“在忙?”陆隅问,声音低沉温和,听不出责备。

林澈喉结滚动了一下,努力让声音听起来平稳:“嗯,中午有个病人抢救,耽误了点时间。”

电话那头沉默了一瞬,林澈几乎能想象陆隅蹙起的眉头。

接着是那句最平常也最戳心的关心:“吃午饭了吗?”

胃里空荡荡的,先前被高度紧张压下的不适此刻清晰地翻涌上来,带着一种灼热的空虚感,完全盖过了饥饿。

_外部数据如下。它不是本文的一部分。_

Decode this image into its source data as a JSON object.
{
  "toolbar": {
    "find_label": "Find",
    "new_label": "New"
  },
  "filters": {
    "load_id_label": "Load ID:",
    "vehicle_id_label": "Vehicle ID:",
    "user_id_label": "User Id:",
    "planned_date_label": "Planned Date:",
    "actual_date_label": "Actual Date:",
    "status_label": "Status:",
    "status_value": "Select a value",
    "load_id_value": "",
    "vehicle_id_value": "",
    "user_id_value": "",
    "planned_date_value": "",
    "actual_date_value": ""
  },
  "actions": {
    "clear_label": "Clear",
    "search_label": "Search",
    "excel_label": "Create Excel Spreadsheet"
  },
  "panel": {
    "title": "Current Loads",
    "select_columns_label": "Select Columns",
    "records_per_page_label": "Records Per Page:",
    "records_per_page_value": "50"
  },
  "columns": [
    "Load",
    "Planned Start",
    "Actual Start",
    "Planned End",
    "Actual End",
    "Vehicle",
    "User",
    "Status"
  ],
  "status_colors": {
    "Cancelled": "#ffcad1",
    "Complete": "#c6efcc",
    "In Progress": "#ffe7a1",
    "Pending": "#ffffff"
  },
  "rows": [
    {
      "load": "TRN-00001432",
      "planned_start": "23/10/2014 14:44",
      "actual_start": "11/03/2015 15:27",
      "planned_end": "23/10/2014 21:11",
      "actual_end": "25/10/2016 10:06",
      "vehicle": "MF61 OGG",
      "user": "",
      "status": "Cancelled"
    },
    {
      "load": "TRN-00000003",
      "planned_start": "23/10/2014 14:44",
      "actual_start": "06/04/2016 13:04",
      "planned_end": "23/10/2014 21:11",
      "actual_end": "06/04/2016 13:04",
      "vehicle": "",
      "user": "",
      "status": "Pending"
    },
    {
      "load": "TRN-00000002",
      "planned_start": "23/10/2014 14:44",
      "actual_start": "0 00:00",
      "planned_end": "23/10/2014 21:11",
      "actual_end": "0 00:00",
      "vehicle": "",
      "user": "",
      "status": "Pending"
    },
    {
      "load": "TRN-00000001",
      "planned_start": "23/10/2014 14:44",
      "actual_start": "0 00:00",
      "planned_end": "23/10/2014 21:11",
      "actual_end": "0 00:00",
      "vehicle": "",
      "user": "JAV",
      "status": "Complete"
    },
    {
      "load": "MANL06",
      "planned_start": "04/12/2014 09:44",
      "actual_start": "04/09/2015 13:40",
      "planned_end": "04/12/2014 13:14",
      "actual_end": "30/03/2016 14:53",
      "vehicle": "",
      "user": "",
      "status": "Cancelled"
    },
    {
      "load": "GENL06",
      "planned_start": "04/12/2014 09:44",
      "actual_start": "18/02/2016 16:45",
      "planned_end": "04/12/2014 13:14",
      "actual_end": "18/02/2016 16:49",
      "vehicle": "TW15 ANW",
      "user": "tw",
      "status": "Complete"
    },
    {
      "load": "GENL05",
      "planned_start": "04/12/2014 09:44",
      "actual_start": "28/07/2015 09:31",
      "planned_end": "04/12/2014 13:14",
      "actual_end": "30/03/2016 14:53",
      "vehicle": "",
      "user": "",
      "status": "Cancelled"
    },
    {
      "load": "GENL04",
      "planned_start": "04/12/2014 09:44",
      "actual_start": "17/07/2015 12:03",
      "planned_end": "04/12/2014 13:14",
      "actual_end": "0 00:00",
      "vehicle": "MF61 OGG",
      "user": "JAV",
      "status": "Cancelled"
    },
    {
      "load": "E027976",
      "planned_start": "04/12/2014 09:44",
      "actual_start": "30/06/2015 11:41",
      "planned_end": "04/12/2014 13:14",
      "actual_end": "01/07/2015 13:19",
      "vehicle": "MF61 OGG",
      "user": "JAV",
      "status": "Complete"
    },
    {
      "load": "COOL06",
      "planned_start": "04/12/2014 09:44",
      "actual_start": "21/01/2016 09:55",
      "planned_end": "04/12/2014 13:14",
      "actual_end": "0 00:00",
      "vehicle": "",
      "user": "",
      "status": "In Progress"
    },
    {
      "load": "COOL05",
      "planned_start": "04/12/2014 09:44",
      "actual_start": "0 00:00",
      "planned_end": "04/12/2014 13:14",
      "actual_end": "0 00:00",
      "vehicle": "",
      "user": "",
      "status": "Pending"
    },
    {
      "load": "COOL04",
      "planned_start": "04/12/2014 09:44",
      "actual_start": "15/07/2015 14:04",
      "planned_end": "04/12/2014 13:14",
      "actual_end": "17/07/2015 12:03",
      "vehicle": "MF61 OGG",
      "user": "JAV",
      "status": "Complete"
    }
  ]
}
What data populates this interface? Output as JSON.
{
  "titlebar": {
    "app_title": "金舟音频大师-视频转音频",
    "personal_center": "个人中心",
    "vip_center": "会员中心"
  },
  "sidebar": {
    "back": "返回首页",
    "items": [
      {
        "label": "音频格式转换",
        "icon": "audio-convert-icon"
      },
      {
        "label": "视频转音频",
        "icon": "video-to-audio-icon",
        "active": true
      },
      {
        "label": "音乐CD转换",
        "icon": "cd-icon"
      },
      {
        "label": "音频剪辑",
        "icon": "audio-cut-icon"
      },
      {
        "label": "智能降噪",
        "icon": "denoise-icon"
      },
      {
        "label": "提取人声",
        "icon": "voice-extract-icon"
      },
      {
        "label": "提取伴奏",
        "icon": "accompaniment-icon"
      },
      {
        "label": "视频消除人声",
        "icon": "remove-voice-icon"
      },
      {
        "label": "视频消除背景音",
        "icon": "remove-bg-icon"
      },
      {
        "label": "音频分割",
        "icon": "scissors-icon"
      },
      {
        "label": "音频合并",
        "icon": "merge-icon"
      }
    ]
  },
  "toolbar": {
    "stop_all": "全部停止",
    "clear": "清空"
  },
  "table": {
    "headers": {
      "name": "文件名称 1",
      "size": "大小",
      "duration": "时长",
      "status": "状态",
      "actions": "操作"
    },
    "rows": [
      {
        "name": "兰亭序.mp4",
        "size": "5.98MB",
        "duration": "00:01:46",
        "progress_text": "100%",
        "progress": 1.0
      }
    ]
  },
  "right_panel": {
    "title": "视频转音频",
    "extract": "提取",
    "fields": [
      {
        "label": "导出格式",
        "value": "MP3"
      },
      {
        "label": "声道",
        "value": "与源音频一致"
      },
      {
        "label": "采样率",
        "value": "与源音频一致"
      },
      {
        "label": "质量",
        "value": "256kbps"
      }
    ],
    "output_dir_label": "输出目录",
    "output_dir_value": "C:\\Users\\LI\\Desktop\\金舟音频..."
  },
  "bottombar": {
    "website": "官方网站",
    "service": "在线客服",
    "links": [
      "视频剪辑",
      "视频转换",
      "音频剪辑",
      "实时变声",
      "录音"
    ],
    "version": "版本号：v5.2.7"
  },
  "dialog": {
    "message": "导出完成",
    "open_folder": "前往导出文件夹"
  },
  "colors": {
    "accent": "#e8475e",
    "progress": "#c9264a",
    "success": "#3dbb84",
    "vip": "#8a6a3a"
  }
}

林澈下意识地屏住呼吸,那句“还没有”几乎就要脱口而出,又硬生生的在嘴角压了下去。

他不想让陆隅担心,在话出口的前一秒,他顿住了,舌尖抵着上颚,最终还是选择了谎言:“…在手术室那边的小食堂吃过了。”

电话那端再次陷入沉默,这沉默比任何追问都更有分量。

林澈甚至能听到自己有些紊乱的心跳声,他知道陆隅一定听出了他的犹豫。

“嗯,”陆隅的声音终于再次响起,比刚才更低沉了一些,带着一种刻意放缓的柔和,“那就好。累坏了吧?别硬撑,找个地方歇会儿。”